Monetize your time. If you enjoy running errands and doing odd jobs, then TaskRabbit.com might be a good site for you. TaskRabbit is a service that connects service providers with customers looking for help with tasks like organizing closets, hanging photos and waiting for delivery people. All you need to get started is to register online, attend a “tasker” orientation session in your city and start accepting assignments at a rate you determine. TaskRabbit.com deducts a 30 percent service fee (but the fee is reduced when a client requests to work with you again) and an additional 5 percent trust and safety fee.
Rent a room. Remember the wonderful TV sitcom “The Golden Girls” that featured four older women living together? Well, in a case of life meets fiction, you can now use GoldenGirlsNetwork.com to create your own shared living arrangement. The site helps women (and a few men) looking for roommates and those looking for housing to find each other. The site charges $39 for a six-month membership, and you must be over age 40 to participate.

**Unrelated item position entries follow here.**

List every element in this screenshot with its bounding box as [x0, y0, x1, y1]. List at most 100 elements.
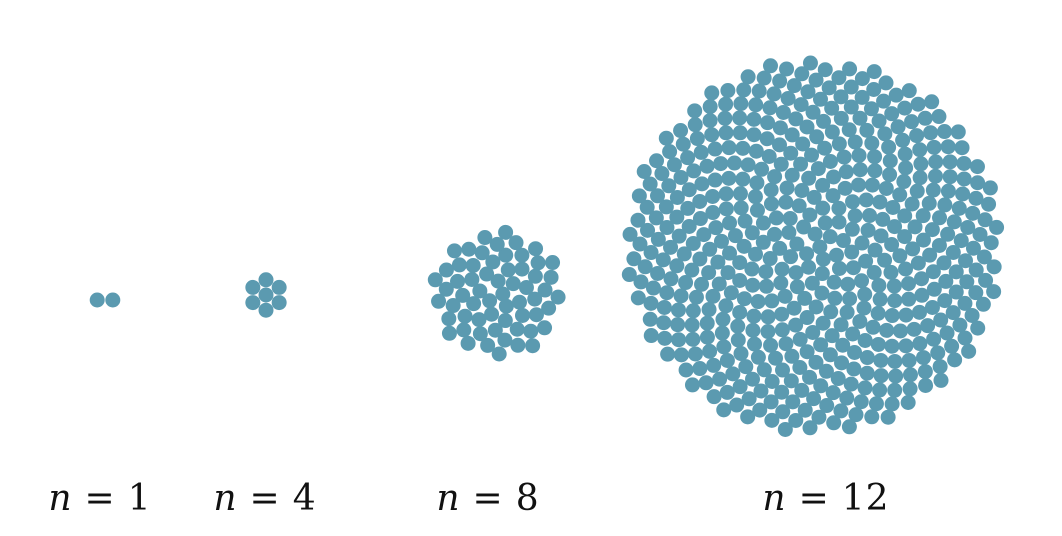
disc [835, 337, 851, 353]
disc [671, 332, 687, 348]
cluster-n8 [427, 224, 566, 362]
disc [659, 220, 675, 236]
disc [669, 189, 685, 205]
disc [822, 154, 838, 169]
disc [956, 155, 972, 171]
disc [863, 101, 879, 117]
disc [446, 243, 462, 259]
disc [772, 240, 788, 256]
disc [783, 373, 799, 389]
disc [445, 298, 461, 314]
disc [892, 248, 908, 264]
disc [835, 233, 851, 249]
disc [775, 104, 791, 120]
disc [972, 226, 988, 242]
disc [649, 153, 665, 169]
disc [788, 317, 804, 333]
disc [699, 315, 715, 331]
disc [812, 239, 828, 255]
disc [740, 69, 756, 85]
disc [669, 209, 685, 225]
disc [735, 140, 751, 156]
disc [673, 123, 689, 139]
disc [806, 391, 822, 407]
disc [715, 311, 731, 327]
disc [693, 144, 709, 160]
disc [948, 284, 964, 300]
disc [840, 276, 856, 292]
disc [892, 323, 908, 339]
disc [730, 318, 746, 334]
disc [720, 265, 736, 281]
disc [815, 177, 831, 193]
disc [930, 345, 946, 361]
disc [773, 275, 789, 291]
disc [702, 113, 718, 129]
disc [895, 132, 911, 148]
disc [763, 196, 779, 212]
disc [705, 188, 721, 204]
disc [783, 145, 799, 161]
disc [718, 96, 734, 112]
disc [846, 361, 862, 377]
disc [498, 298, 514, 314]
disc [937, 293, 953, 309]
disc [799, 310, 815, 326]
disc [969, 159, 985, 175]
disc [847, 134, 863, 150]
disc [852, 162, 868, 178]
disc [718, 125, 734, 141]
disc [959, 274, 975, 290]
disc [897, 229, 913, 245]
disc [915, 232, 931, 248]
disc [748, 143, 764, 159]
disc [716, 339, 732, 355]
label-variable: n [48, 478, 73, 519]
disc [755, 215, 771, 231]
disc [983, 235, 999, 251]
disc [852, 313, 868, 329]
disc [727, 228, 743, 244]
disc [884, 308, 900, 324]
disc [898, 160, 914, 176]
disc [815, 251, 831, 267]
disc [748, 97, 764, 113]
disc [472, 283, 488, 299]
disc [912, 142, 928, 158]
disc [801, 259, 817, 275]
disc [932, 210, 948, 226]
disc [733, 346, 749, 362]
disc [514, 261, 530, 277]
disc [793, 97, 809, 113]
label-n8: n = 8 [436, 478, 539, 528]
disc [892, 187, 908, 203]
disc [788, 412, 804, 428]
disc [763, 182, 779, 198]
disc [755, 234, 771, 250]
disc [637, 259, 653, 275]
disc [441, 311, 457, 327]
disc [854, 235, 870, 251]
disc [777, 421, 793, 437]
disc [705, 205, 721, 221]
disc [733, 200, 749, 216]
disc [484, 306, 500, 322]
disc [756, 70, 772, 86]
disc [550, 289, 566, 305]
disc [924, 222, 940, 238]
disc [939, 325, 955, 341]
label-value: 12 [841, 478, 890, 519]
disc [455, 287, 471, 303]
disc [866, 64, 882, 80]
disc [799, 344, 815, 360]
disc [942, 169, 958, 185]
disc [477, 230, 493, 246]
disc [710, 254, 726, 270]
disc [879, 322, 895, 338]
disc [645, 280, 661, 296]
disc [760, 309, 776, 325]
disc [975, 296, 991, 312]
disc [824, 124, 840, 140]
disc [717, 110, 733, 126]
disc [844, 221, 860, 237]
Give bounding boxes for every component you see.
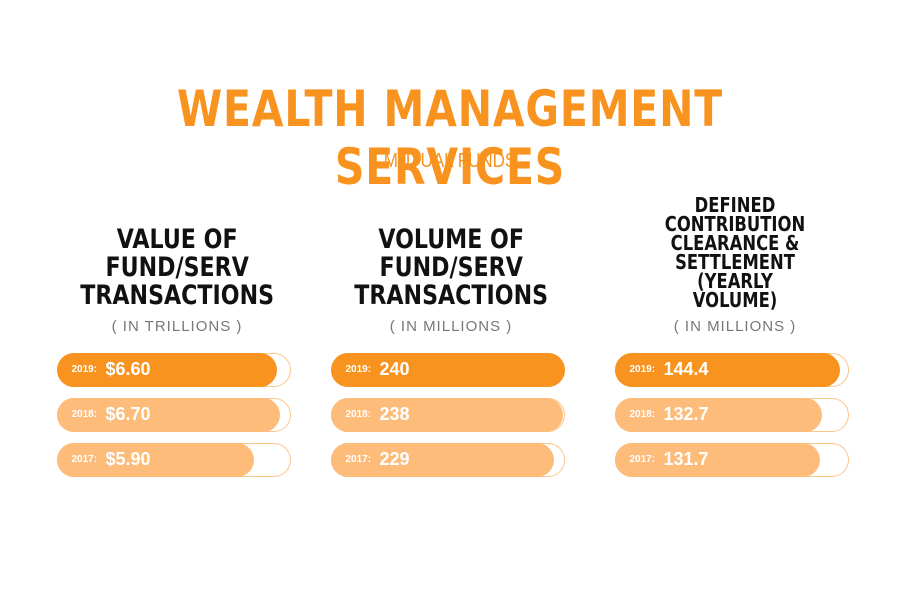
bar-year-label: 2018: bbox=[71, 409, 98, 420]
bar-track: 2017: $5.90 bbox=[56, 442, 291, 477]
bar-year-label: 2019: bbox=[629, 364, 656, 375]
chart-unit: ( IN TRILLIONS ) bbox=[111, 318, 243, 335]
chart-title: DEFINED CONTRIBUTION CLEARANCE & SETTLEM… bbox=[664, 193, 806, 312]
bar-track: 2019: 240 bbox=[330, 352, 565, 387]
bar-year-label: 2017: bbox=[629, 454, 656, 465]
bar-track: 2019: $6.60 bbox=[56, 352, 291, 387]
chart-panel-defined-contribution: DEFINED CONTRIBUTION CLEARANCE & SETTLEM… bbox=[614, 195, 855, 488]
bar-list: 2019: $6.60 2018: $6.70 2017: $5.90 bbox=[56, 352, 297, 477]
bar-track: 2019: 144.4 bbox=[614, 352, 849, 387]
chart-title: VOLUME OF FUND/SERV TRANSACTIONS bbox=[354, 224, 548, 311]
chart-unit: ( IN MILLIONS ) bbox=[673, 318, 797, 335]
bar: 2017: 131.7 bbox=[614, 442, 820, 477]
bar-value-label: 131.7 bbox=[663, 449, 709, 469]
bar: 2018: $6.70 bbox=[56, 397, 281, 432]
bar: 2018: 132.7 bbox=[614, 397, 822, 432]
chart-panel-volume: VOLUME OF FUND/SERV TRANSACTIONS ( IN MI… bbox=[330, 218, 571, 488]
bar-year-label: 2018: bbox=[629, 409, 656, 420]
bar: 2019: 144.4 bbox=[614, 352, 840, 387]
bar-year-label: 2019: bbox=[71, 364, 98, 375]
bar-year-label: 2017: bbox=[71, 454, 98, 465]
bar-value-label: $6.70 bbox=[105, 404, 151, 424]
bar-list: 2019: 240 2018: 238 2017: 229 bbox=[330, 352, 571, 477]
bar-value-label: 240 bbox=[379, 359, 410, 379]
bar-list: 2019: 144.4 2018: 132.7 2017: 131.7 bbox=[614, 352, 855, 477]
bar: 2017: $5.90 bbox=[56, 442, 254, 477]
chart-header: VOLUME OF FUND/SERV TRANSACTIONS bbox=[331, 218, 571, 310]
bar-track: 2017: 131.7 bbox=[614, 442, 849, 477]
bar-year-label: 2018: bbox=[345, 409, 372, 420]
bar-track: 2017: 229 bbox=[330, 442, 565, 477]
bar-value-label: $5.90 bbox=[105, 449, 151, 469]
chart-panel-value: VALUE OF FUND/SERV TRANSACTIONS ( IN TRI… bbox=[56, 218, 297, 488]
bar-track: 2018: 132.7 bbox=[614, 397, 849, 432]
chart-header: DEFINED CONTRIBUTION CLEARANCE & SETTLEM… bbox=[615, 195, 855, 310]
chart-unit: ( IN MILLIONS ) bbox=[389, 318, 513, 335]
bar: 2019: 240 bbox=[330, 352, 565, 387]
bar-track: 2018: $6.70 bbox=[56, 397, 291, 432]
bar-value-label: 144.4 bbox=[663, 359, 709, 379]
bar-track: 2018: 238 bbox=[330, 397, 565, 432]
page-subtitle: MUTUAL FUNDS bbox=[383, 150, 517, 172]
bar-value-label: 238 bbox=[379, 404, 410, 424]
bar-value-label: 132.7 bbox=[663, 404, 709, 424]
bar: 2017: 229 bbox=[330, 442, 554, 477]
chart-title: VALUE OF FUND/SERV TRANSACTIONS bbox=[80, 224, 274, 311]
chart-header: VALUE OF FUND/SERV TRANSACTIONS bbox=[57, 218, 297, 310]
bar-value-label: 229 bbox=[379, 449, 410, 469]
page-title: WEALTH MANAGEMENT SERVICES bbox=[176, 80, 724, 196]
bar-year-label: 2019: bbox=[345, 364, 372, 375]
bar: 2018: 238 bbox=[330, 397, 563, 432]
bar-year-label: 2017: bbox=[345, 454, 372, 465]
bar-value-label: $6.60 bbox=[105, 359, 151, 379]
bar: 2019: $6.60 bbox=[56, 352, 278, 387]
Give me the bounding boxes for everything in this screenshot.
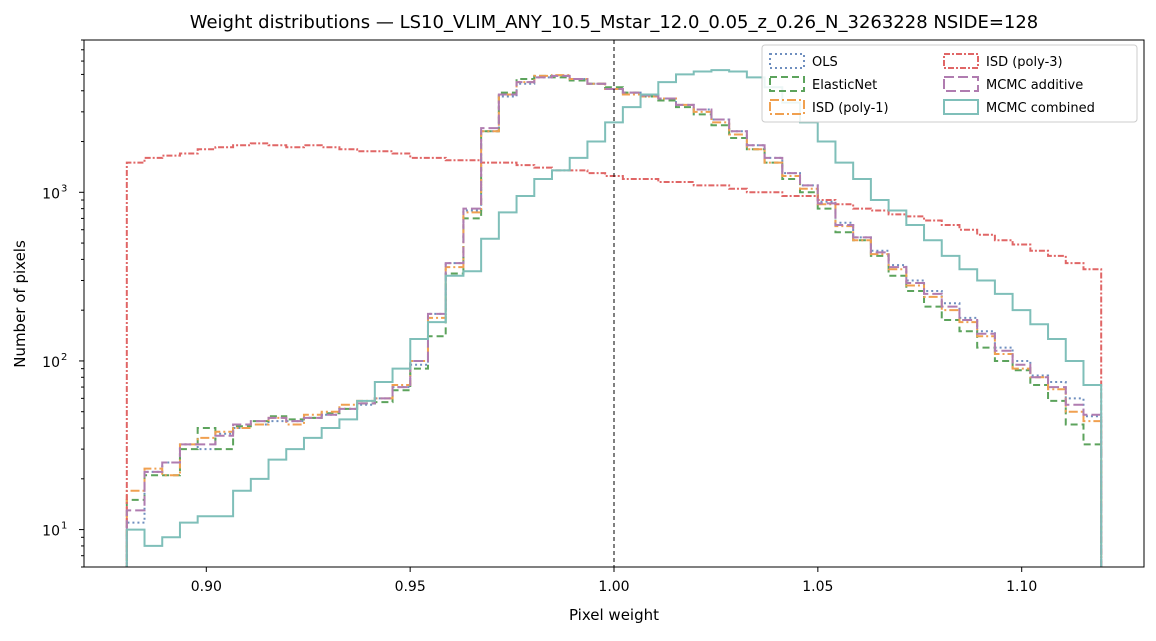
x-axis-ticks: 0.90 0.95 1.00 1.05 1.10 [191, 567, 1037, 595]
x-tick-label: 0.90 [191, 579, 222, 595]
chart-title: Weight distributions — LS10_VLIM_ANY_10.… [190, 12, 1039, 33]
y-tick-label: 10 [42, 355, 60, 371]
x-axis-label: Pixel weight [569, 606, 659, 624]
series-mcmc-additive-step [125, 74, 1103, 567]
legend-label: MCMC combined [986, 101, 1095, 116]
legend-swatch [943, 99, 979, 115]
y-axis-label: Number of pixels [11, 240, 29, 368]
x-tick-label: 1.00 [598, 579, 629, 595]
legend-swatch [769, 53, 805, 69]
legend-label: ISD (poly-1) [812, 101, 889, 116]
series-mcmc-combined-step [125, 69, 1103, 567]
legend-swatch [769, 76, 805, 92]
legend-label: MCMC additive [986, 78, 1083, 93]
plot-series [125, 69, 1103, 567]
y-tick-label: 10 [42, 524, 60, 540]
x-tick-label: 0.95 [395, 579, 426, 595]
y-tick-exponent: 3 [61, 183, 67, 194]
y-tick-label: 10 [42, 186, 60, 202]
legend: OLS ElasticNet ISD (poly-1) ISD (poly-3) MCM… [761, 44, 1138, 123]
legend-box [761, 44, 1138, 123]
legend-swatch [943, 76, 979, 92]
series-elasticnet-step [125, 74, 1103, 567]
y-tick-exponent: 1 [61, 521, 67, 532]
x-tick-label: 1.05 [802, 579, 833, 595]
legend-swatch [769, 99, 805, 115]
legend-label: OLS [812, 55, 838, 70]
legend-label: ElasticNet [812, 78, 877, 93]
x-tick-label: 1.10 [1006, 579, 1037, 595]
legend-swatch [943, 53, 979, 69]
y-tick-exponent: 2 [61, 352, 67, 363]
legend-label: ISD (poly-3) [986, 55, 1063, 70]
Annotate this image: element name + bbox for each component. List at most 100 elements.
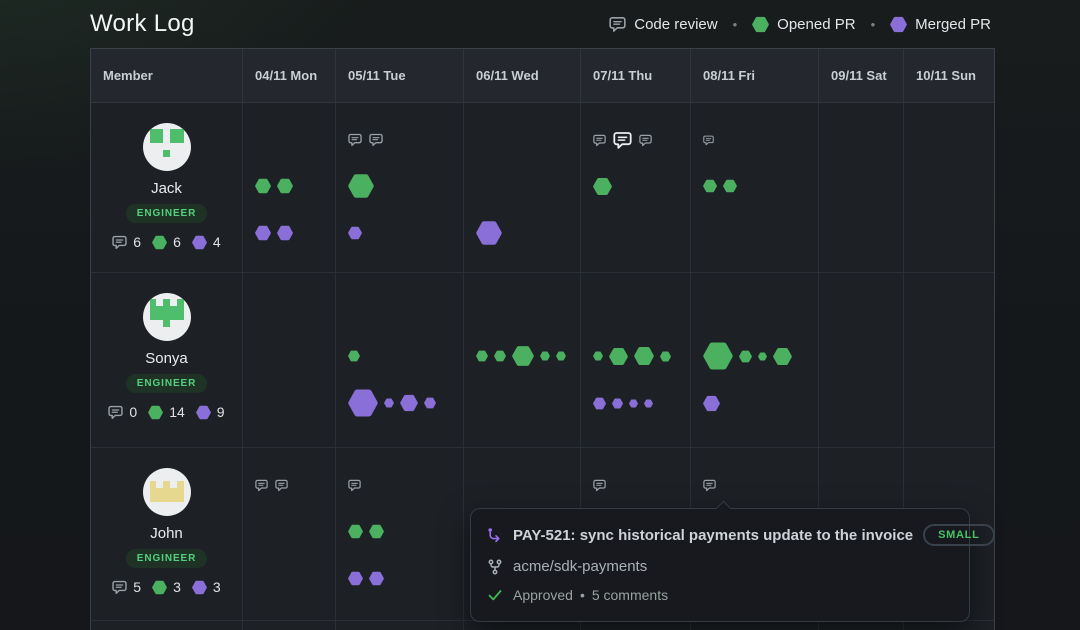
merged-pr-hexagon[interactable] bbox=[255, 225, 271, 241]
opened-pr-hexagon[interactable] bbox=[723, 179, 737, 193]
tooltip-repo-row: acme/sdk-payments bbox=[487, 558, 953, 575]
opened-pr-hexagon[interactable] bbox=[476, 350, 488, 362]
comment-icon[interactable] bbox=[639, 134, 652, 147]
comment-icon[interactable] bbox=[593, 479, 606, 492]
merged-pr-hexagon[interactable] bbox=[644, 398, 653, 408]
merged-pr-hexagon[interactable] bbox=[703, 395, 720, 412]
merged-pr-hexagon[interactable] bbox=[476, 220, 502, 246]
member-cell: Sonya ENGINEER 0 14 9 bbox=[91, 273, 243, 448]
legend-label-code-review: Code review bbox=[634, 16, 718, 33]
opened-pr-hexagon[interactable] bbox=[593, 177, 612, 196]
comment-icon[interactable] bbox=[703, 135, 714, 146]
opened-pr-hexagon bbox=[148, 405, 164, 419]
day-cell bbox=[819, 103, 904, 273]
merged-pr-hexagon[interactable] bbox=[348, 571, 363, 586]
merged-pr-hexagon[interactable] bbox=[348, 226, 362, 240]
opened-pr-hexagon[interactable] bbox=[255, 178, 271, 194]
merged-pr-hexagon[interactable] bbox=[424, 397, 436, 409]
opened-pr-hexagon[interactable] bbox=[739, 350, 752, 363]
git-branch-icon bbox=[487, 527, 503, 543]
page-title: Work Log bbox=[90, 10, 195, 37]
merged-pr-hexagon[interactable] bbox=[593, 397, 606, 410]
day-cell bbox=[336, 103, 464, 273]
day-cell bbox=[691, 621, 819, 630]
opened-pr-hexagon[interactable] bbox=[348, 524, 363, 539]
comment-icon[interactable] bbox=[593, 134, 606, 147]
tooltip-repo-name: acme/sdk-payments bbox=[513, 558, 648, 575]
comment-icon[interactable] bbox=[348, 133, 362, 147]
opened-pr-hexagon[interactable] bbox=[556, 351, 566, 361]
opened-pr-hexagon[interactable] bbox=[703, 179, 717, 193]
stat-comments: 0 bbox=[108, 404, 137, 420]
opened-pr-band bbox=[593, 335, 671, 377]
opened-pr-band bbox=[348, 510, 384, 552]
legend-label-merged-pr: Merged PR bbox=[915, 16, 991, 33]
avatar bbox=[142, 468, 191, 516]
comment-icon[interactable] bbox=[703, 479, 716, 492]
column-header-day: 06/11 Wed bbox=[464, 49, 581, 103]
member-stats: 6 6 4 bbox=[112, 234, 221, 250]
merged-pr-hexagon[interactable] bbox=[384, 398, 394, 408]
comment-icon[interactable] bbox=[613, 131, 632, 150]
code-review-band bbox=[703, 129, 714, 151]
opened-pr-hexagon[interactable] bbox=[703, 341, 733, 371]
legend-item-code-review: Code review bbox=[609, 16, 718, 33]
day-cell bbox=[464, 273, 581, 448]
merged-pr-hexagon[interactable] bbox=[369, 571, 384, 586]
merged-pr-hexagon bbox=[192, 580, 207, 594]
opened-pr-hexagon[interactable] bbox=[369, 524, 384, 539]
merged-pr-hexagon[interactable] bbox=[629, 398, 638, 408]
merged-pr-hexagon[interactable] bbox=[400, 394, 418, 412]
stat-comments: 5 bbox=[112, 579, 141, 595]
tooltip-status-row: Approved • 5 comments bbox=[487, 587, 953, 603]
stat-value: 6 bbox=[173, 234, 181, 250]
comment-icon[interactable] bbox=[348, 479, 361, 492]
opened-pr-band bbox=[593, 165, 612, 207]
comment-icon[interactable] bbox=[369, 133, 383, 147]
day-cell bbox=[91, 621, 243, 630]
merged-pr-hexagon bbox=[195, 405, 211, 419]
column-header-member: Member bbox=[91, 49, 243, 103]
opened-pr-hexagon[interactable] bbox=[512, 345, 534, 367]
opened-pr-hexagon[interactable] bbox=[660, 351, 671, 362]
code-review-band bbox=[593, 129, 652, 151]
stat-value: 0 bbox=[129, 404, 138, 420]
merged-pr-hexagon-icon bbox=[890, 16, 907, 33]
opened-pr-hexagon[interactable] bbox=[277, 178, 293, 194]
opened-pr-hexagon[interactable] bbox=[494, 350, 506, 362]
code-review-band bbox=[348, 474, 361, 496]
opened-pr-hexagon[interactable] bbox=[348, 173, 374, 199]
opened-pr-hexagon[interactable] bbox=[609, 347, 628, 366]
stat-merged-prs: 3 bbox=[192, 579, 221, 595]
day-cell bbox=[691, 273, 819, 448]
stat-value: 5 bbox=[133, 579, 142, 595]
day-cell bbox=[243, 273, 336, 448]
comment-icon[interactable] bbox=[255, 479, 268, 492]
merged-pr-hexagon[interactable] bbox=[348, 388, 378, 418]
merged-pr-hexagon[interactable] bbox=[612, 398, 623, 409]
comment-icon bbox=[112, 580, 127, 594]
opened-pr-hexagon[interactable] bbox=[540, 351, 550, 361]
member-row: Sonya ENGINEER 0 14 9 bbox=[91, 273, 994, 448]
opened-pr-hexagon[interactable] bbox=[758, 351, 767, 361]
tooltip-title-row: PAY-521: sync historical payments update… bbox=[487, 524, 995, 546]
day-cell bbox=[243, 103, 336, 273]
stat-opened-prs: 6 bbox=[152, 234, 181, 250]
day-cell bbox=[904, 273, 994, 448]
opened-pr-band bbox=[703, 165, 737, 207]
stat-opened-prs: 3 bbox=[152, 579, 181, 595]
merged-pr-hexagon[interactable] bbox=[277, 225, 293, 241]
legend-separator: • bbox=[870, 17, 876, 32]
member-name: Sonya bbox=[145, 350, 188, 367]
merged-pr-band bbox=[703, 382, 720, 424]
repo-fork-icon bbox=[487, 559, 503, 575]
comment-icon[interactable] bbox=[275, 479, 288, 492]
stat-value: 14 bbox=[169, 404, 185, 420]
stat-merged-prs: 4 bbox=[192, 234, 221, 250]
merged-pr-band bbox=[255, 212, 293, 254]
opened-pr-hexagon[interactable] bbox=[593, 351, 603, 361]
opened-pr-hexagon[interactable] bbox=[348, 350, 360, 362]
opened-pr-hexagon[interactable] bbox=[773, 347, 792, 366]
opened-pr-hexagon[interactable] bbox=[634, 346, 654, 366]
stat-value: 4 bbox=[212, 234, 221, 250]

Cook up some profits. How would you like to host a home cooked meal in your home for people eager for a unique dining experience? If you’re a trained chef, a service like EatWith.com might provide you with a recipe for success. EatWith screens all chefs to ensure they can create quality meals. Once approved, you set the price for your meals (typically in the range of $35 to $50 per guest) and list your services on the site. EatWith deducts a 15 percent service fee from each transaction. If you’re not a trained chef, MealSharing.com might be more to your liking. There are no restrictions on who can apply and no service fees. Hosts can charge anywhere from $5 to $50 for a meal, and can serve pot luck dinners, breakfasts or even late night snacks.